There was a Q&A session in which only the Q part was held - the A part scheduled for a future event.
Angie Stalker, dérive map
In addition to the public program, there were three programmed but unannounced events during the symposium. One attendee was given written instructions at the start of the symposium to start an argument with his neighbor during one of the talks. Another was asked to start a Skype video ycall. Finally, David Kasprzak instructed Cody Frost to attend the symposium in his absence, and give his presentation for him, on the topic of absence.
In fact, all three unannounced events failed to take place. Cody Frost did not introduce himself to the organizer, so his talk on absence was not given. The person asked to start an argument declined, saying that his neighbor was his thesis advisor. And the Sykpe video conference call could not connect.
Furthermore, several decisions had not been pre-planned and had to be improvised on the spot. These improvisations and non-happenings contributed to the atmosphere of uncertainty during the symposium, which had a dynamic and lurching quality.

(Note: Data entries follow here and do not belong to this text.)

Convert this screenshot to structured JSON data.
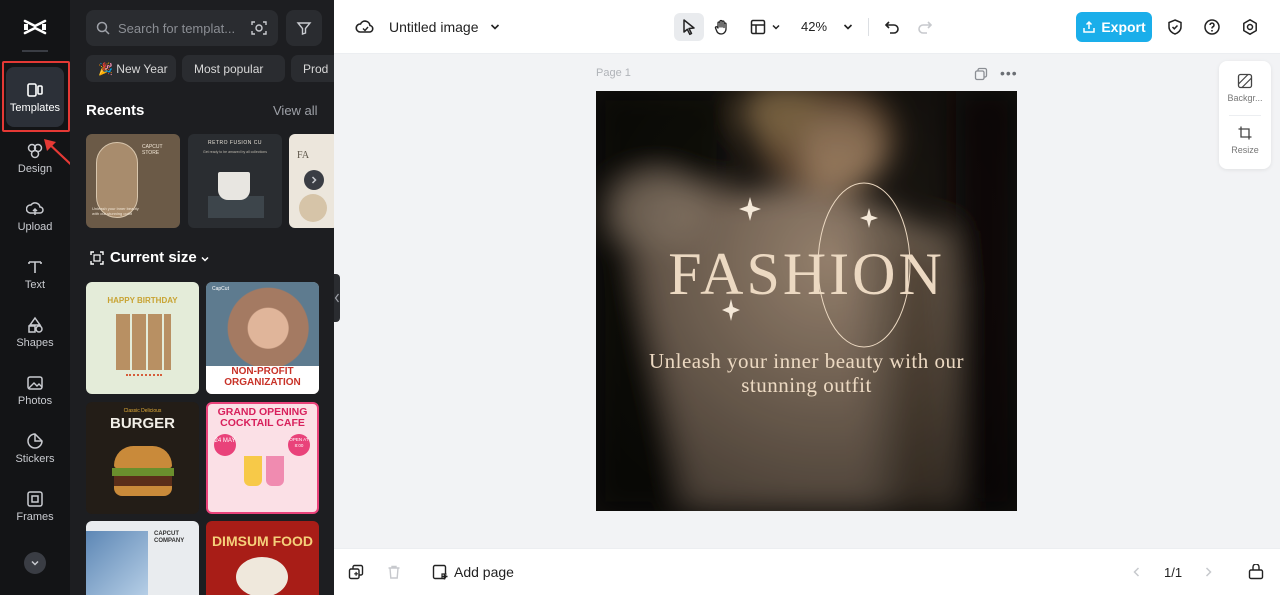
{
  "rail": {
    "items": [
      {
        "label": "Templates",
        "icon": "templates-icon"
      },
      {
        "label": "Design",
        "icon": "design-icon"
      },
      {
        "label": "Upload",
        "icon": "upload-icon"
      },
      {
        "label": "Text",
        "icon": "text-icon"
      },
      {
        "label": "Shapes",
        "icon": "shapes-icon"
      },
      {
        "label": "Photos",
        "icon": "photos-icon"
      },
      {
        "label": "Stickers",
        "icon": "stickers-icon"
      },
      {
        "label": "Frames",
        "icon": "frames-icon"
      }
    ]
  },
  "panel": {
    "search_placeholder": "Search for templat...",
    "chips": [
      "🎉 New Year",
      "Most popular",
      "Prod"
    ],
    "recents_title": "Recents",
    "view_all": "View all",
    "current_size": "Current size",
    "recents": [
      {
        "title": "CAPCUT STORE",
        "text": "Unleash your inner beauty with our stunning outfit"
      },
      {
        "title": "RETRO FUSION CU",
        "text": "Get ready to be amazed by all collections"
      },
      {
        "title": "FA",
        "text": ""
      }
    ],
    "templates": [
      {
        "title": "HAPPY BIRTHDAY"
      },
      {
        "title": "NON-PROFIT ORGANIZATION",
        "brand": "CapCut"
      },
      {
        "title": "BURGER",
        "subtitle": "Classic Delicious"
      },
      {
        "title": "GRAND OPENING COCKTAIL CAFE",
        "badge_date": "24 MAY",
        "badge_open": "OPEN AT 8:00"
      },
      {
        "title": "CAPCUT COMPANY"
      },
      {
        "title": "DIMSUM FOOD"
      }
    ]
  },
  "topbar": {
    "doc_title": "Untitled image",
    "zoom": "42%",
    "export_label": "Export"
  },
  "canvas": {
    "page_label": "Page 1",
    "headline": "FASHION",
    "tagline": "Unleash your inner beauty with our stunning outfit"
  },
  "side_tools": {
    "background_label": "Backgr...",
    "resize_label": "Resize"
  },
  "bottombar": {
    "add_page": "Add page",
    "pager": "1/1"
  },
  "colors": {
    "accent": "#1aaeea",
    "rail_bg": "#131416",
    "panel_bg": "#1d1e21",
    "highlight": "#e53935",
    "headline_text": "#ecd9c2"
  }
}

For me as the conference organizer, it was these unconsidered moments that gave me the most pause for reflection afterwards.

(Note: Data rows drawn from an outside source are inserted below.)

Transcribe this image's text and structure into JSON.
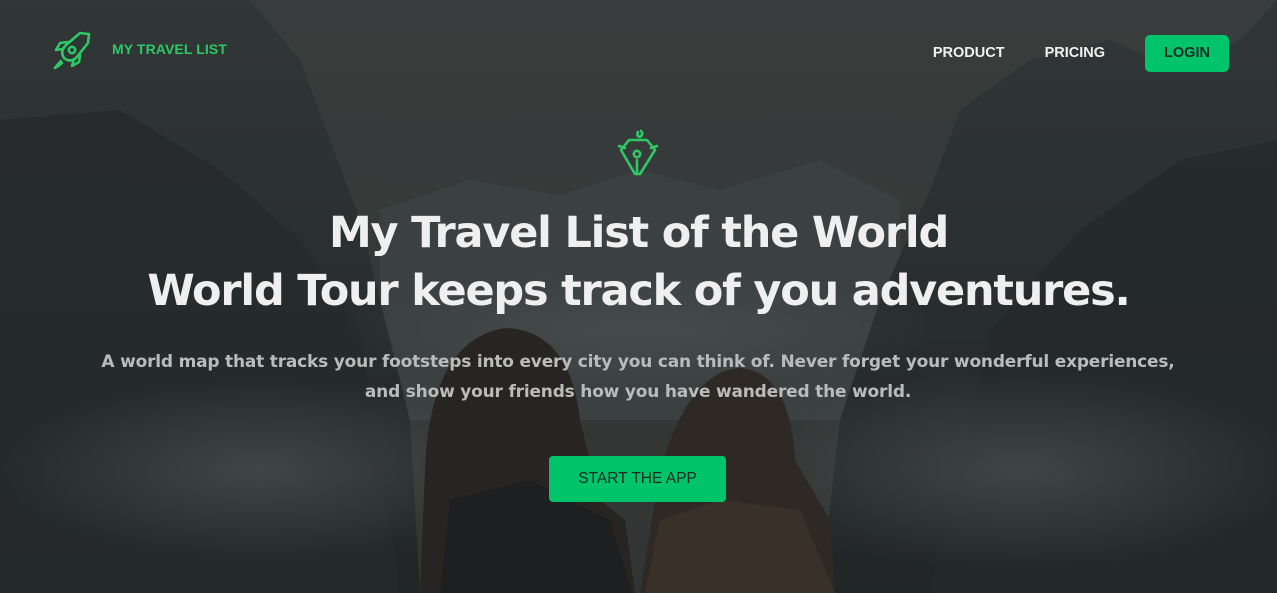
{
  "brand": {
    "name": "MY TRAVEL LIST",
    "icon": "rocket-icon",
    "accent_color": "#00c46a"
  },
  "nav": {
    "links": [
      "PRODUCT",
      "PRICING"
    ],
    "login_label": "LOGIN"
  },
  "hero": {
    "icon": "rocket-icon",
    "headline_line1": "My Travel List of the World",
    "headline_line2": "World Tour keeps track of you adventures.",
    "description": "A world map that tracks your footsteps into every city you can think of. Never forget your wonderful experiences, and show your friends how you have wandered the world.",
    "cta_label": "START THE APP",
    "background": "mountain-valley-photo"
  }
}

For example, I hadn’t considered introductions. Should I introduce speakers, asking them to mention their name and program, or should I treat the speakers as actors, or even make up names for them? My confusion was heightened when it came to introducing the keynote speaker, Richard Feynman, as channeled by Brenda Laurel. How should s/he be introduced? As physician or as the chair of graduate design? I realized in hindsight that my ambivalence about these introductions reflected the way that the symposium was both a parody, and therefore a fiction, and at the same time an academic symposium, and hence a non-fiction.
This tipping between reality and fiction reached a crescendo at the end of the conference. When the formal program ended, I had a strong desire to lead a group discussion, in order to explain the symposium, unpack the event, and share experiences. In other words, I wanted exactly the kind of top-down outcome-driven pedagogical knowledge transfer that the symposium set out to remove. If the symposium was fiction, then a post-hoc discussion of the symposium would have made sense. If the symposium was real, then the logic of the form of the symposium would impose itself - in which case there could be no post-symposium diagnosis, and any outcomes would instead be dissembled through private discussions. Finally, in the last moments of the conference, I recognized that Research Research was more reality than fiction, and closed the proceedings with no public explication.
The conference concluded with olives and coffee.